O deputado federal Carlos Chiodini desconhecia muitas das informações repassadas pelo advogado Matusalém dos Santos e disse que pretende "formar uma opinião sobre a matéria". O deputado, inclusive, convidou o palestrante a participar dos próximos debates e se dispôs a ir ao Sindicato, "quando tiver convicto do que fazer". Chiodini citou os quase 13 milhões de desempregados no país - "o mercado cobra a aprovação da Reforma da Previdência, mas os trabalhadores não a querem" - e disse que emendas à proposta "são possíveis". Na sua avaliação, a tramitação da PEC 06/2019 não será rápida: "Haverá recesso em julho".  Lembrou, ainda, que 80% dos eleitores da nossa região votaram em Bolsonaro.

Indignação e revolta

Os dirigentes sindicais presentes à Plenária apelaram para que o deputado Chiodini vote "não" à Reforma da Previdência. O presidente do STIVestuário, Gildo Alves, lembrou que os trabalhadores em geral não teriam mais direito ao PIS (Programa de Integração Social), que limitaria o direito somente àqueles que receberem um Salário Mínimo mensal (atualmente são dois Salários) e criticou a falácia de que a Reforma geraria emprego, "assim como prometeram com a Reforma Trabalhista que deixa hoje um saldo de quase 13 milhões de desempregados". Para o economista José Álvaro Cardoso, a Reforma "retira do povo e dá aos banqueiros". Já o coordenador do Sinte Regional, professor Francisco de Assis Rocha, disse que as professoras (maioria entre os 60 mil professores estaduais), estão "apavoradas", sendo "humanamente impossível trabalhar em sala de aula até os 60 anos", e advertiu: "Não vamos aceitar".

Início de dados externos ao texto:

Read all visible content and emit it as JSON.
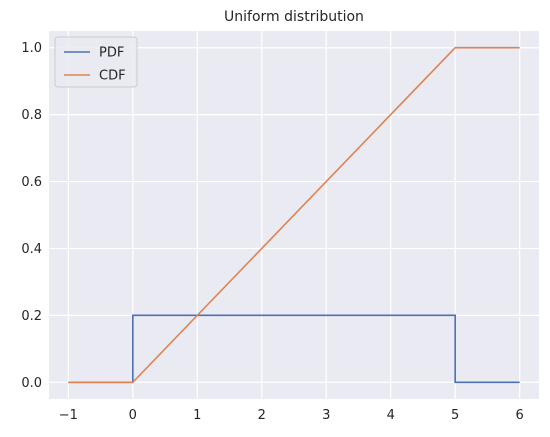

O mesmo exemplo foi citado pelo diretor do Sindicato dos Trabalhadores em Estabelecimentos de Saúde, Almir Alexandre, lembrando que 60% dos profissionais que trabalham em hospitais são mulheres: "Com 60 anos, esse pessoal estará lá para se tratar, não para cuidar de alguém". A ex-presidente do Sindicato dos Trabalhadores da Construção e Mobiliário, atualmente aposentada, Helenice Vieira dos Santos, lembrou ao deputado que as mulheres são as primeiras a serem demitidas, ganham menos e que muitas são obrigadas a ficar em casa, sem trabalhar, para cuidar dos filhos: "As mulheres são maioria nos grupos de idosos, porque vivem mais, mas de que adianta viver mais, para pagar os pecados?", indagou. O presidente do Sindicato dos Servidores Públicos Municipais, Luiz Cezar Schorner, reforçou o apelo para que o deputado seja contra a Reforma da Previdência e também citou a Medida Provisória 873, assinada pelo presidente Jair Bolsonaro na sexta-feira de Carnaval, que restringe a contribuição dos trabalhadores aos seus Sindicatos (inclusive as mensalidades) mediante boleto bancário: "O governo quer acabar com os sindicatos, com os movimentos sociais e com qualquer mobilização da classe trabalhadora", criticou Luiz.